A severe winter after that and record snowfalls, coupled with the ban on feeding, resulted in the starvation of much of the remaining deer herd, including the herd’s three white deer. The white deer were now gone, but not the white genes—as the birth of occasional white fawns in the following years would indicate.

Now, over 20 years later, the great, great, great offspring of Snow, the original Rapid River white buck, can still be seen in Marquette and at Presque Isle Park. At least six white deer are reported to call Marquette home and several more are occasionally seen outside the city limits.

Unfortunately, Michigan got rid of white deer protection in 2008, so white and albino deer are now fair game throughout the state. Considering the hunting pressure for trophy deer and Marquette’s very harsh winters, it is amazing that the white deer have survived this long.

On the up side, enough people appreciate the white deer to give them a little survival edge and the recessive white genes manage to persist. As Jeff Goldblum’s character, Dr. Ian Malcolm, states in the movie Jurassic Park: Life, uh…finds a way.

Two present day residents at Presque Isle Park:  a white mom and her nearly-grown brown fawn.  Photo by Steve Lindberg.

Article notes:   The information for this article was gleaned from several sources, but predominantly from an article titled Marquette’s Albino Deer by Michigan outdoor writer Richard Smith.

A surreal experience.  Marquette resident Kelly Kivi-Westlund comments on Pinterest:  “Nearly every year there’s at least one new albino fawn near Marquette, Michigan.  Seeing one is as surreal as seeing a ghost walk through your yard.”  And here is a video of one that took a walk with her family right down a Marquette street. 
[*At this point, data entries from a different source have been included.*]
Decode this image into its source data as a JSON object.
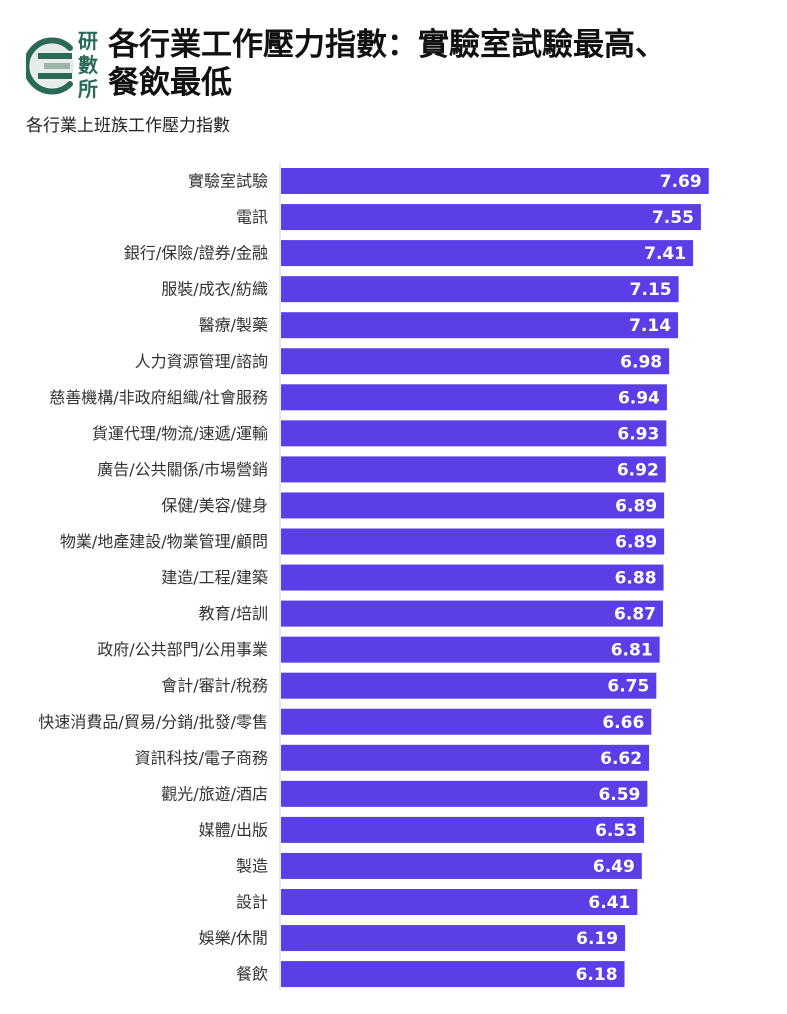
{
  "logo": {
    "text": [
      "研",
      "數",
      "所"
    ],
    "color": "#2b6a57",
    "accent_color": "#9fb5aa"
  },
  "chart_data": {
    "type": "bar",
    "orientation": "horizontal",
    "title": "各行業工作壓力指數：實驗室試驗最高、餐飲最低",
    "subtitle": "各行業上班族工作壓力指數",
    "xlabel": "",
    "ylabel": "",
    "categories": [
      "實驗室試驗",
      "電訊",
      "銀行/保險/證券/金融",
      "服裝/成衣/紡織",
      "醫療/製藥",
      "人力資源管理/諮詢",
      "慈善機構/非政府組織/社會服務",
      "貨運代理/物流/速遞/運輸",
      "廣告/公共關係/市場營銷",
      "保健/美容/健身",
      "物業/地產建設/物業管理/顧問",
      "建造/工程/建築",
      "教育/培訓",
      "政府/公共部門/公用事業",
      "會計/審計/稅務",
      "快速消費品/貿易/分銷/批發/零售",
      "資訊科技/電子商務",
      "觀光/旅遊/酒店",
      "媒體/出版",
      "製造",
      "設計",
      "娛樂/休閒",
      "餐飲"
    ],
    "values": [
      7.69,
      7.55,
      7.41,
      7.15,
      7.14,
      6.98,
      6.94,
      6.93,
      6.92,
      6.89,
      6.89,
      6.88,
      6.87,
      6.81,
      6.75,
      6.66,
      6.62,
      6.59,
      6.53,
      6.49,
      6.41,
      6.19,
      6.18
    ],
    "xlim": [
      0,
      8
    ],
    "grid": false,
    "legend": "none",
    "data_labels": "inside-end",
    "bar_color": "#5b3ee6",
    "axis_color": "#d0d0d0"
  }
}
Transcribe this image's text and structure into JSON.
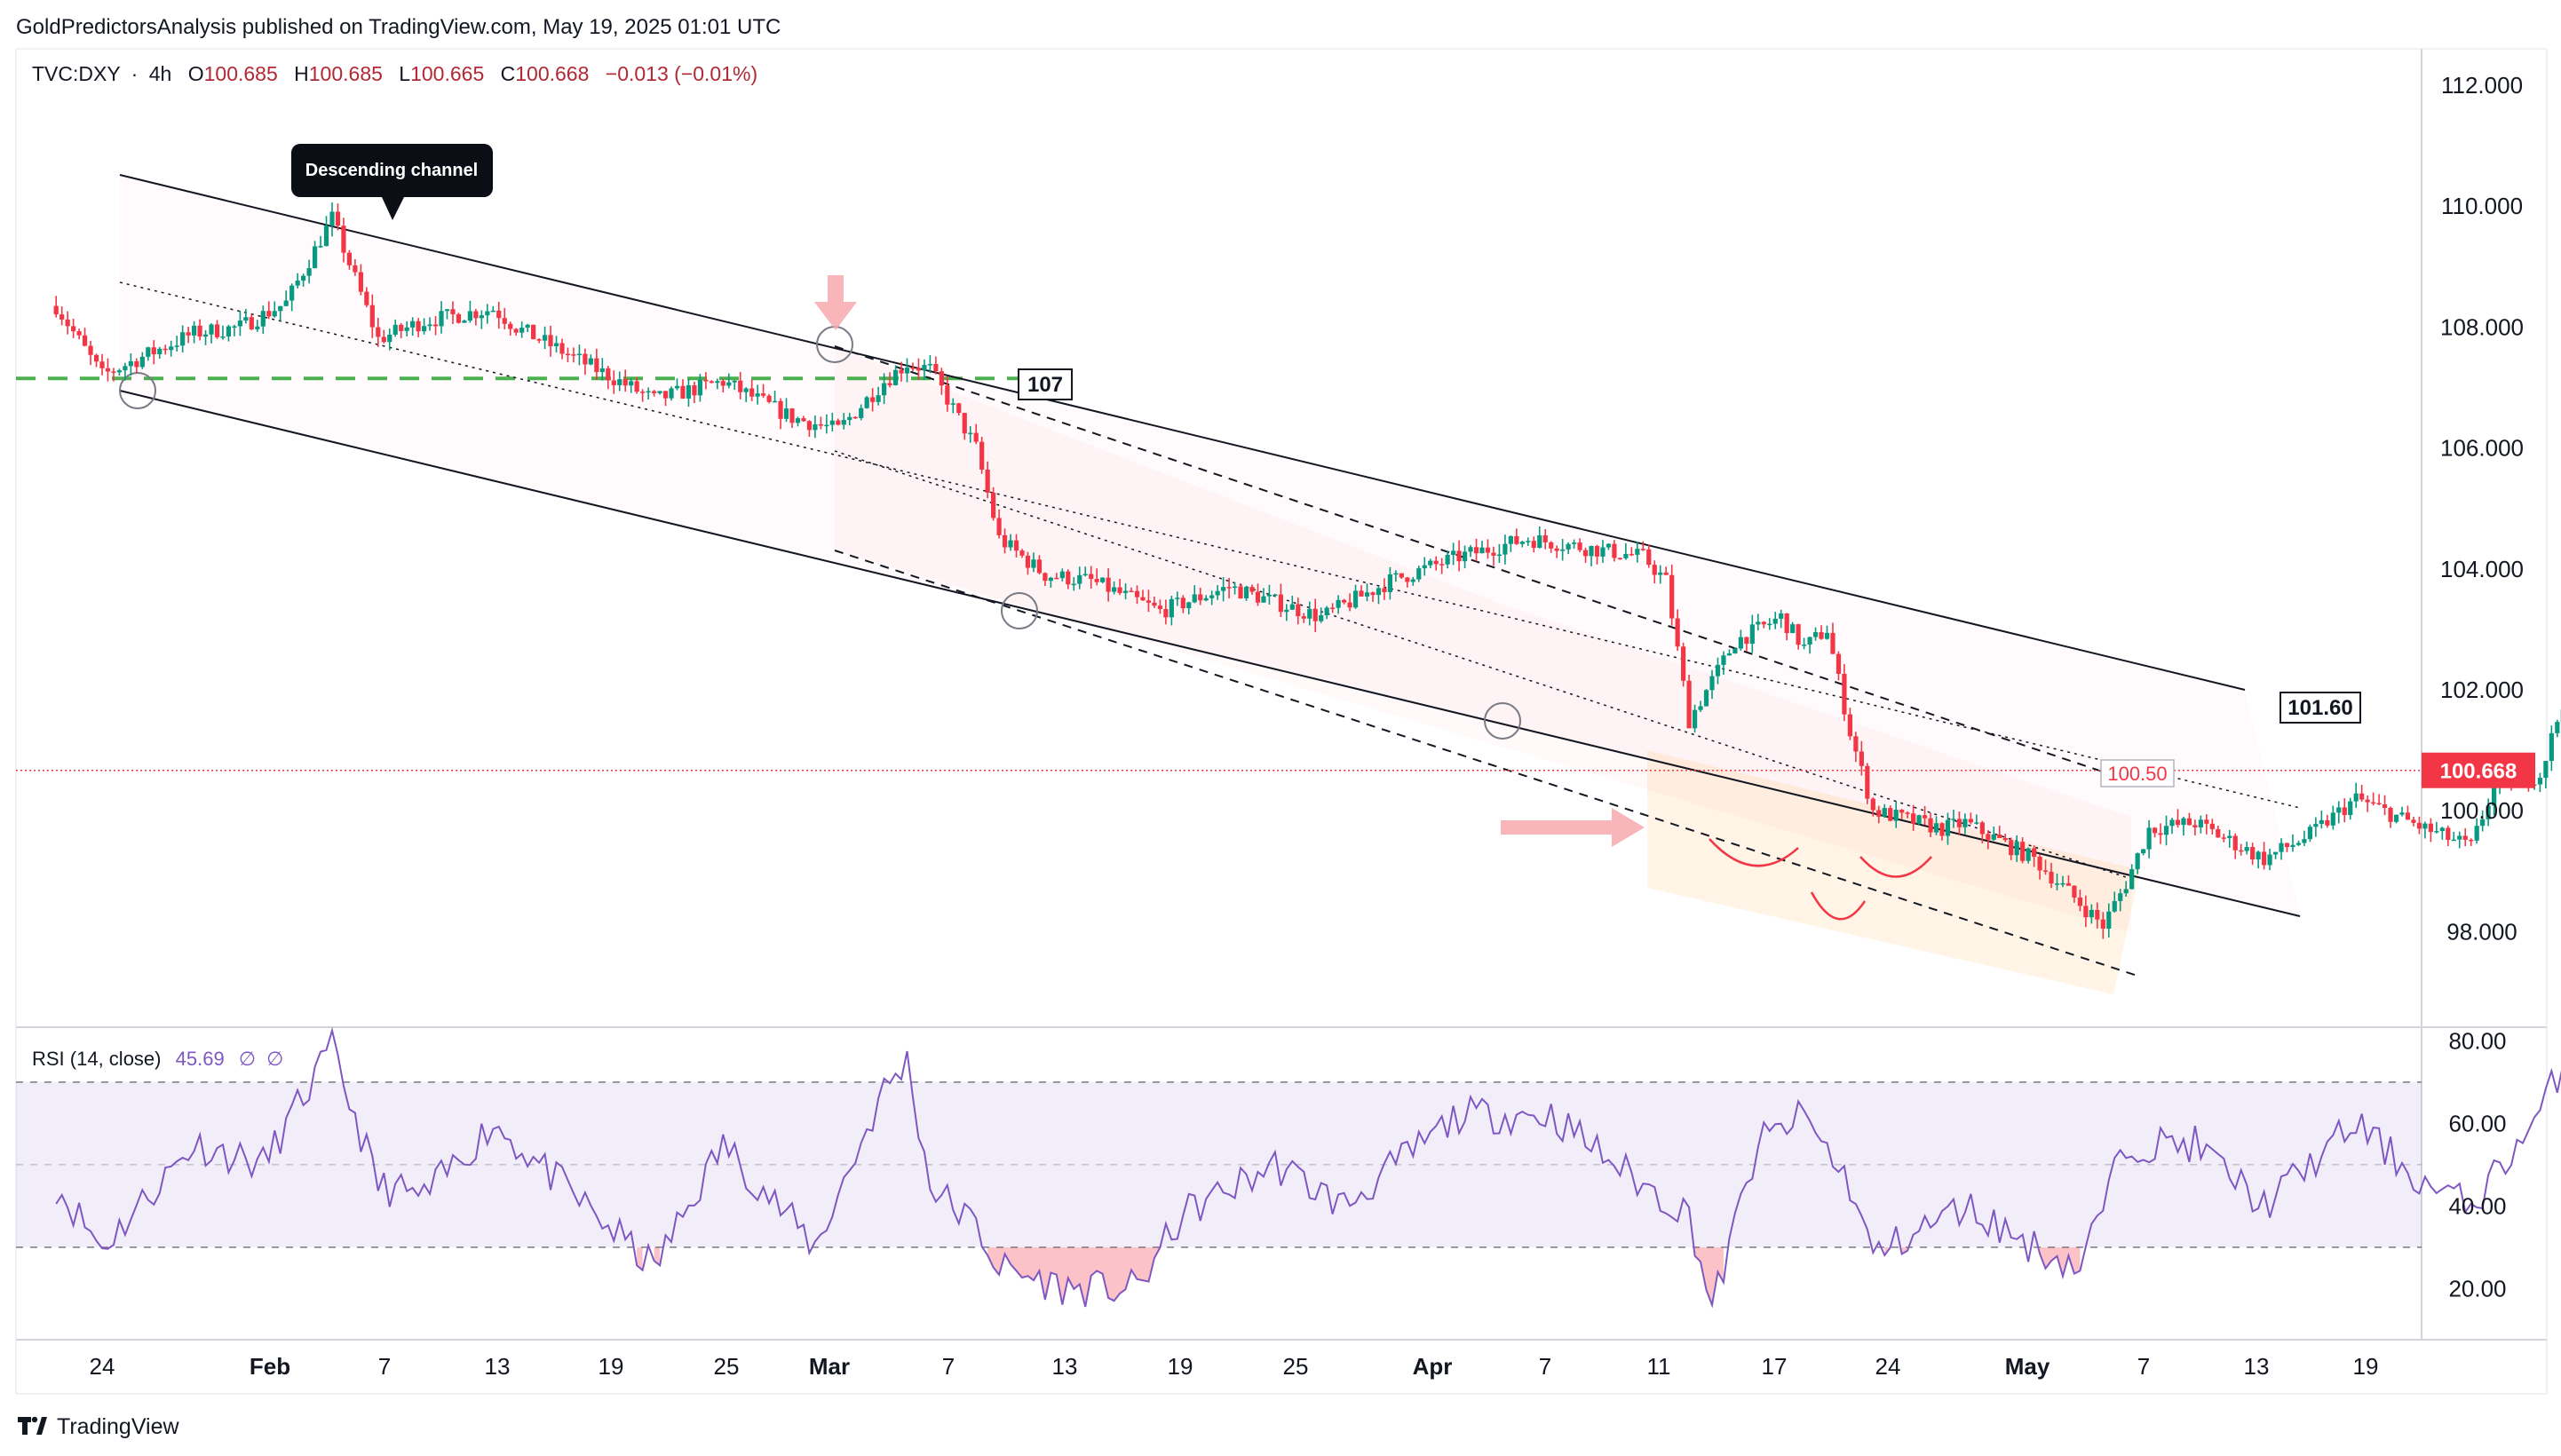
{
  "header": {
    "published": "GoldPredictorsAnalysis published on TradingView.com, May 19, 2025 01:01 UTC"
  },
  "symbol": {
    "name": "TVC:DXY",
    "sep": "·",
    "interval": "4h",
    "o_label": "O",
    "o_value": "100.685",
    "h_label": "H",
    "h_value": "100.685",
    "l_label": "L",
    "l_value": "100.665",
    "c_label": "C",
    "c_value": "100.668",
    "change": "−0.013 (−0.01%)"
  },
  "annotations": {
    "callout": "Descending channel",
    "level_107": "107",
    "level_10160": "101.60",
    "level_10050": "100.50"
  },
  "price_axis": {
    "ticks": [
      "112.000",
      "110.000",
      "108.000",
      "106.000",
      "104.000",
      "102.000",
      "100.000",
      "98.000"
    ],
    "last_price": "100.668"
  },
  "rsi": {
    "label": "RSI (14, close)",
    "value": "45.69",
    "extra1": "∅",
    "extra2": "∅",
    "ticks": [
      "80.00",
      "60.00",
      "40.00",
      "20.00"
    ]
  },
  "time_axis": {
    "ticks": [
      "24",
      "Feb",
      "7",
      "13",
      "19",
      "25",
      "Mar",
      "7",
      "13",
      "19",
      "25",
      "Apr",
      "7",
      "11",
      "17",
      "24",
      "May",
      "7",
      "13",
      "19"
    ]
  },
  "footer": {
    "brand": "TradingView"
  },
  "colors": {
    "up": "#089981",
    "down": "#F23645",
    "rsi_line": "#7E57C2",
    "last_price": "#F23645",
    "support_107": "#4CAF50"
  },
  "chart_data": {
    "type": "candlestick",
    "symbol": "TVC:DXY",
    "interval": "4h",
    "ylim": [
      97,
      112.5
    ],
    "rsi_ylim": [
      10,
      85
    ],
    "anchors": [
      [
        "Jan 22",
        108.35
      ],
      [
        "Jan 24",
        107.2
      ],
      [
        "Jan 28",
        107.9
      ],
      [
        "Jan 30",
        108.0
      ],
      [
        "Feb 1",
        108.4
      ],
      [
        "Feb 3",
        109.8
      ],
      [
        "Feb 4",
        108.8
      ],
      [
        "Feb 5",
        107.8
      ],
      [
        "Feb 7",
        108.1
      ],
      [
        "Feb 10",
        108.3
      ],
      [
        "Feb 11",
        108.0
      ],
      [
        "Feb 13",
        107.6
      ],
      [
        "Feb 17",
        106.8
      ],
      [
        "Feb 20",
        107.1
      ],
      [
        "Feb 23",
        106.5
      ],
      [
        "Feb 25",
        106.3
      ],
      [
        "Feb 27",
        107.1
      ],
      [
        "Feb 28",
        107.4
      ],
      [
        "Mar 1",
        107.3
      ],
      [
        "Mar 3",
        106.0
      ],
      [
        "Mar 4",
        104.5
      ],
      [
        "Mar 6",
        103.9
      ],
      [
        "Mar 8",
        103.8
      ],
      [
        "Mar 11",
        103.3
      ],
      [
        "Mar 14",
        103.7
      ],
      [
        "Mar 18",
        103.2
      ],
      [
        "Mar 21",
        103.8
      ],
      [
        "Mar 24",
        104.2
      ],
      [
        "Mar 27",
        104.5
      ],
      [
        "Apr 1",
        104.2
      ],
      [
        "Apr 2",
        103.8
      ],
      [
        "Apr 3",
        101.5
      ],
      [
        "Apr 5",
        102.8
      ],
      [
        "Apr 7",
        103.2
      ],
      [
        "Apr 8",
        102.7
      ],
      [
        "Apr 9",
        103.0
      ],
      [
        "Apr 10",
        101.3
      ],
      [
        "Apr 11",
        100.0
      ],
      [
        "Apr 14",
        99.7
      ],
      [
        "Apr 15",
        99.8
      ],
      [
        "Apr 18",
        99.2
      ],
      [
        "Apr 21",
        98.1
      ],
      [
        "Apr 22",
        98.8
      ],
      [
        "Apr 23",
        99.7
      ],
      [
        "Apr 25",
        99.8
      ],
      [
        "Apr 28",
        99.2
      ],
      [
        "Apr 30",
        99.6
      ],
      [
        "May 2",
        100.2
      ],
      [
        "May 5",
        99.7
      ],
      [
        "May 7",
        99.4
      ],
      [
        "May 8",
        100.4
      ],
      [
        "May 10",
        100.6
      ],
      [
        "May 11",
        101.8
      ],
      [
        "May 12",
        101.6
      ],
      [
        "May 14",
        100.8
      ],
      [
        "May 16",
        100.9
      ],
      [
        "May 17",
        100.668
      ]
    ],
    "rsi_anchors": [
      [
        "Jan 22",
        45
      ],
      [
        "Jan 24",
        30
      ],
      [
        "Jan 28",
        55
      ],
      [
        "Jan 31",
        50
      ],
      [
        "Feb 3",
        78
      ],
      [
        "Feb 5",
        45
      ],
      [
        "Feb 7",
        42
      ],
      [
        "Feb 10",
        60
      ],
      [
        "Feb 13",
        45
      ],
      [
        "Feb 17",
        25
      ],
      [
        "Feb 20",
        55
      ],
      [
        "Feb 24",
        30
      ],
      [
        "Feb 27",
        68
      ],
      [
        "Feb 28",
        75
      ],
      [
        "Mar 1",
        45
      ],
      [
        "Mar 3",
        35
      ],
      [
        "Mar 4",
        25
      ],
      [
        "Mar 7",
        20
      ],
      [
        "Mar 10",
        20
      ],
      [
        "Mar 12",
        38
      ],
      [
        "Mar 16",
        50
      ],
      [
        "Mar 19",
        40
      ],
      [
        "Mar 24",
        62
      ],
      [
        "Mar 28",
        62
      ],
      [
        "Apr 1",
        45
      ],
      [
        "Apr 3",
        38
      ],
      [
        "Apr 4",
        15
      ],
      [
        "Apr 6",
        55
      ],
      [
        "Apr 8",
        62
      ],
      [
        "Apr 10",
        45
      ],
      [
        "Apr 11",
        28
      ],
      [
        "Apr 15",
        40
      ],
      [
        "Apr 18",
        30
      ],
      [
        "Apr 20",
        25
      ],
      [
        "Apr 22",
        55
      ],
      [
        "Apr 25",
        55
      ],
      [
        "Apr 28",
        40
      ],
      [
        "May 2",
        60
      ],
      [
        "May 5",
        45
      ],
      [
        "May 7",
        40
      ],
      [
        "May 10",
        62
      ],
      [
        "May 11",
        75
      ],
      [
        "May 12",
        65
      ],
      [
        "May 14",
        50
      ],
      [
        "May 16",
        48
      ],
      [
        "May 17",
        45.69
      ]
    ],
    "rsi_levels": [
      70,
      50,
      30
    ],
    "lines": {
      "support_level": 107.15,
      "last_price": 100.668,
      "channel_upper": [
        [
          "Jan 23",
          110.5
        ],
        [
          "May 12",
          101.9
        ]
      ],
      "channel_lower": [
        [
          "Jan 23",
          107.1
        ],
        [
          "May 16",
          98.2
        ]
      ],
      "channel_mid": [
        [
          "Jan 23",
          108.75
        ],
        [
          "May 16",
          100.0
        ]
      ]
    },
    "grid": false
  }
}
A childhood remembrance.  Dawn Adamson remembers visiting Presque Isle Park with her dad on a cold winter day:   When the Albino Deer Came to Stay at Presque Isle Park.

A lot of snow.  A note on Lake Superior snowfall:  another one of Marquette’s distinctions is being one of the snowiest cities east of the Rockies.  Marquette’s total snowfall in 2000-01 was 268 inches.  In 2001-02 it was a record 319.8 inches. That’s over 26 ft. of snow!  No wonder so many deer, all over the Upper Peninsula, died of starvation those two winters.